Microsoft held merger discussions with business software company SAP, executives have revealed as part of the Oracle court case.

In order to gain a foothold in the enterprise applications market, Microsoft said it initiated merger discussions late last year with ERP leader SAP. The talks ended several months ago after Microsoft decided the deal and post-union integration would be too risky.

The two companies disclosed their talks today, as the trial began over Oracle's proposed acquisition of PeopleSoft. The trial has been brought by the US Department of Justice in an effort to block Oracle's aggressive bid because it claims such a reunion would damage competition. With PeopleSoft out of the way, the only real competitor to Oracle would be SAP, the DoJ maintains.

Oracle's counter-argument is that the ERP market is a highly fragmented one, in which the industry's leaders are under constant pressure from new entrants, like Microsoft.

Microsoft and SAP traditionally do not disclose information about merger or acquisition discussions. The companies said they chose to comment this time because of the likelihood news of their discussions would emerge during the trial. Both sides plan to call Microsoft executives as witnesses. Both sides said in written statements that they have no intention of reviving their merger talks.
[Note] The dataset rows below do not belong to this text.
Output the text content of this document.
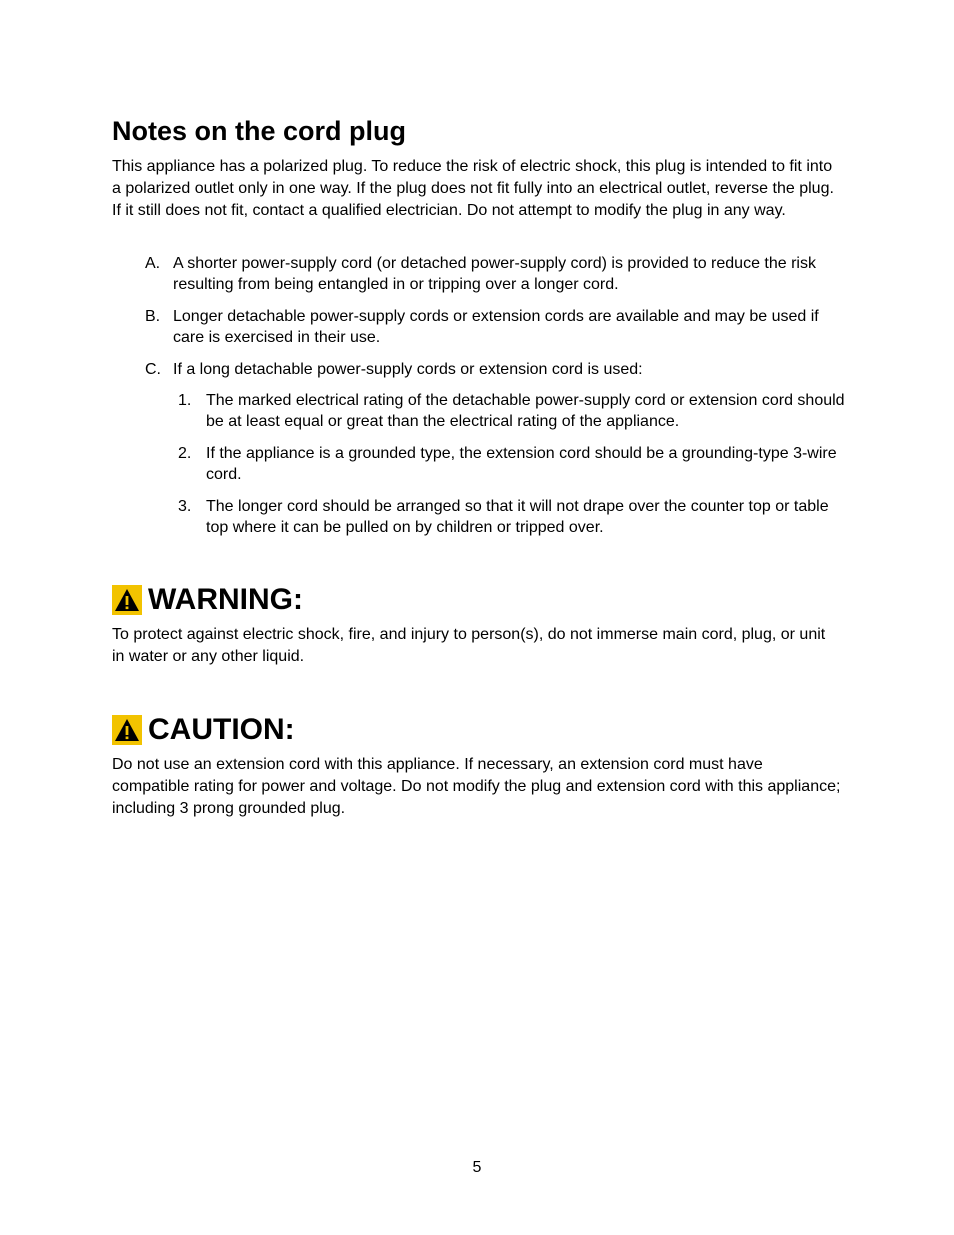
Notes on the cord plug

This appliance has a polarized plug. To reduce the risk of electric shock, this plug is intended to fit into a polarized outlet only in one way. If the plug does not fit fully into an electrical outlet, reverse the plug. If it still does not fit, contact a qualified electrician. Do not attempt to modify the plug in any way.

A. A shorter power-supply cord (or detached power-supply cord) is provided to reduce the risk resulting from being entangled in or tripping over a longer cord.
B. Longer detachable power-supply cords or extension cords are available and may be used if care is exercised in their use.
C. If a long detachable power-supply cords or extension cord is used:
1. The marked electrical rating of the detachable power-supply cord or extension cord should be at least equal or great than the electrical rating of the appliance.
2. If the appliance is a grounded type, the extension cord should be a grounding-type 3-wire cord.
3. The longer cord should be arranged so that it will not drape over the counter top or table top where it can be pulled on by children or tripped over.
WARNING:

To protect against electric shock, fire, and injury to person(s), do not immerse main cord, plug, or unit in water or any other liquid.

CAUTION:

Do not use an extension cord with this appliance. If necessary, an extension cord must have compatible rating for power and voltage. Do not modify the plug and extension cord with this appliance; including 3 prong grounded plug.

5
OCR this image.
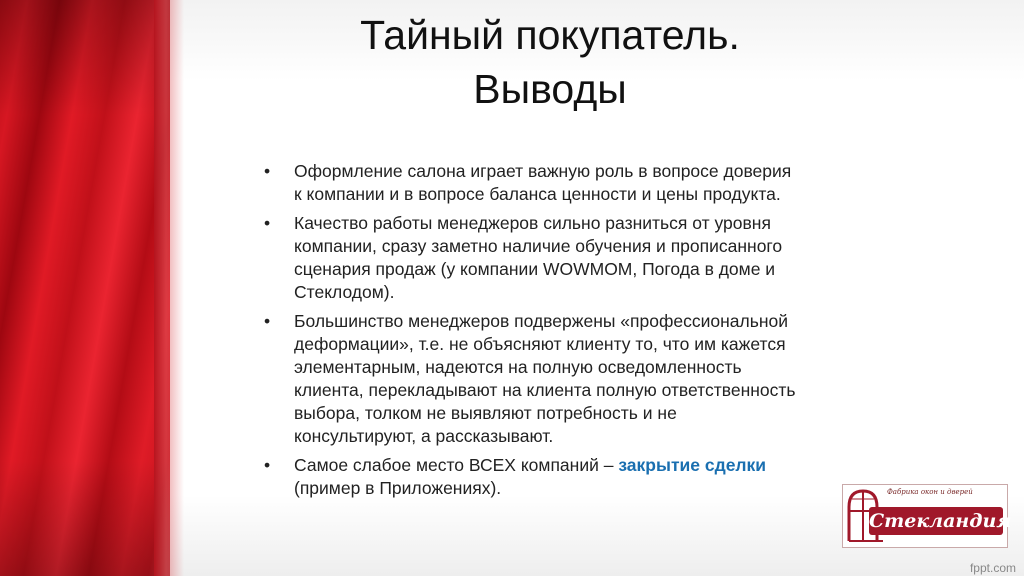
Тайный покупатель.
Выводы
• Оформление салона играет важную роль в вопросе доверия
к компании и в вопросе баланса ценности и цены продукта.
• Качество работы менеджеров сильно разниться от уровня
компании, сразу заметно наличие обучения и прописанного
сценария продаж (у компании WOWMOM, Погода в доме и
Стеклодом).
• Большинство менеджеров подвержены «профессиональной
деформации», т.е. не объясняют клиенту то, что им кажется
элементарным, надеются на полную осведомленность
клиента, перекладывают на клиента полную ответственность
выбора, толком не выявляют потребность и не
консультируют, а рассказывают.
• Самое слабое место ВСЕХ компаний – закрытие сделки
(пример в Приложениях).	Фабрика окон и дверей
Стекландия
fppt.com
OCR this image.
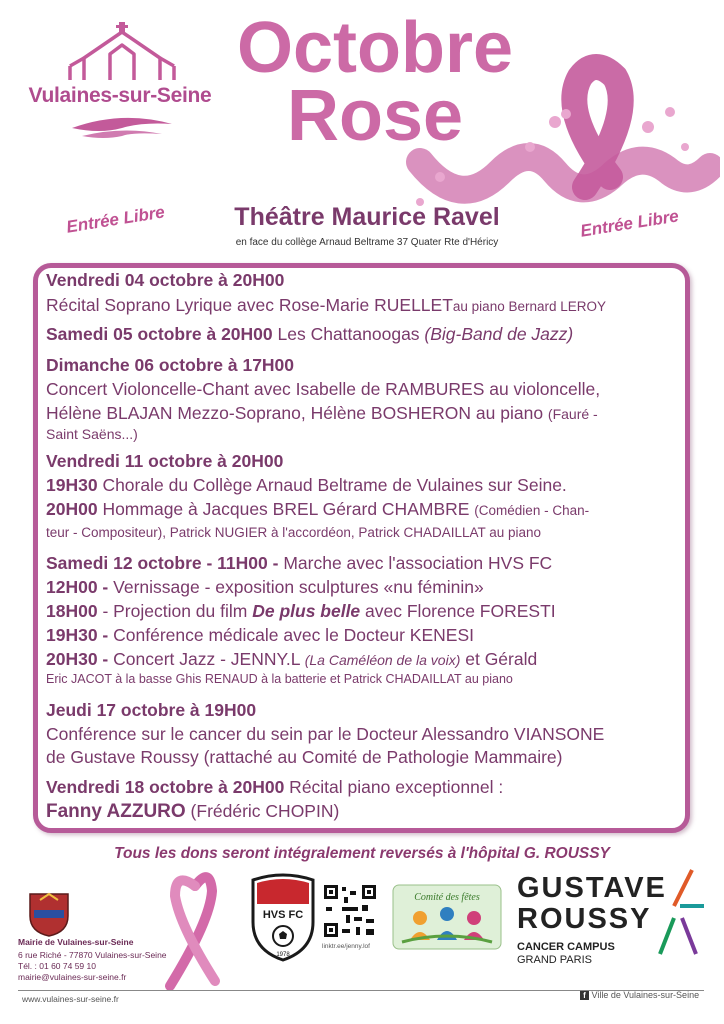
Vulaines-sur-Seine
Octobre
Rose
Entrée Libre	Entrée Libre
Théâtre Maurice Ravel
en face du collège Arnaud Beltrame 37 Quater Rte d'Héricy
Vendredi 04 octobre à 20H00
Récital Soprano Lyrique avec Rose-Marie RUELLETau piano Bernard LEROY
Samedi 05 octobre à 20H00 Les Chattanoogas (Big-Band de Jazz)
Dimanche 06 octobre à 17H00
Concert Violoncelle-Chant avec Isabelle de RAMBURES au violoncelle,
Hélène BLAJAN Mezzo-Soprano, Hélène BOSHERON au piano (Fauré -
Saint Saëns...)
Vendredi 11 octobre à 20H00
19H30 Chorale du Collège Arnaud Beltrame de Vulaines sur Seine.
20H00 Hommage à Jacques BREL Gérard CHAMBRE (Comédien - Chan-
teur - Compositeur), Patrick NUGIER à l'accordéon, Patrick CHADAILLAT au piano
Samedi 12 octobre - 11H00 - Marche avec l'association HVS FC
12H00 - Vernissage - exposition sculptures «nu féminin»
18H00 - Projection du film De plus belle avec Florence FORESTI
19H30 - Conférence médicale avec le Docteur KENESI
20H30 - Concert Jazz - JENNY.L (La Caméléon de la voix) et Gérald
Eric JACOT à la basse Ghis RENAUD à la batterie et Patrick CHADAILLAT au piano
Jeudi 17 octobre à 19H00
Conférence sur le cancer du sein par le Docteur Alessandro VIANSONE
de Gustave Roussy (rattaché au Comité de Pathologie Mammaire)
Vendredi 18 octobre à 20H00 Récital piano exceptionnel :
Fanny AZZURO (Frédéric CHOPIN)
Tous les dons seront intégralement reversés à l'hôpital G. ROUSSY
Mairie de Vulaines-sur-Seine
6 rue Riché - 77870 Vulaines-sur-Seine
Tél. : 01 60 74 59 10
mairie@vulaines-sur-seine.fr
HVS FC
1978
linktr.ee/jenny.lof
Comité des fêtes GUSTAVE
ROUSSY
CANCER CAMPUS
GRAND PARIS
www.vulaines-sur-seine.fr	f Ville de Vulaines-sur-Seine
Both companies say Microsoft was the suitor. SAP said Microsoft raised the idea of a merger during discussions about a joint development partnership around Web services. While the idea fell apart, the joint-development talks led to an agreement on plans for inter-operability between Microsoft's .Net platform and SAP's NetWeaver, announced last month.

Microsoft began edging into the ERP market several years ago by purchasing Great Plains Software and Navision, which it has combined to form a unit called Microsoft Business Solutions. For now, that group focuses on selling to small and medium-sized businesses. SAP targets smaller companies, but the bulk of its business is from large organisations buying complex systems for accounting, sales and human resources management.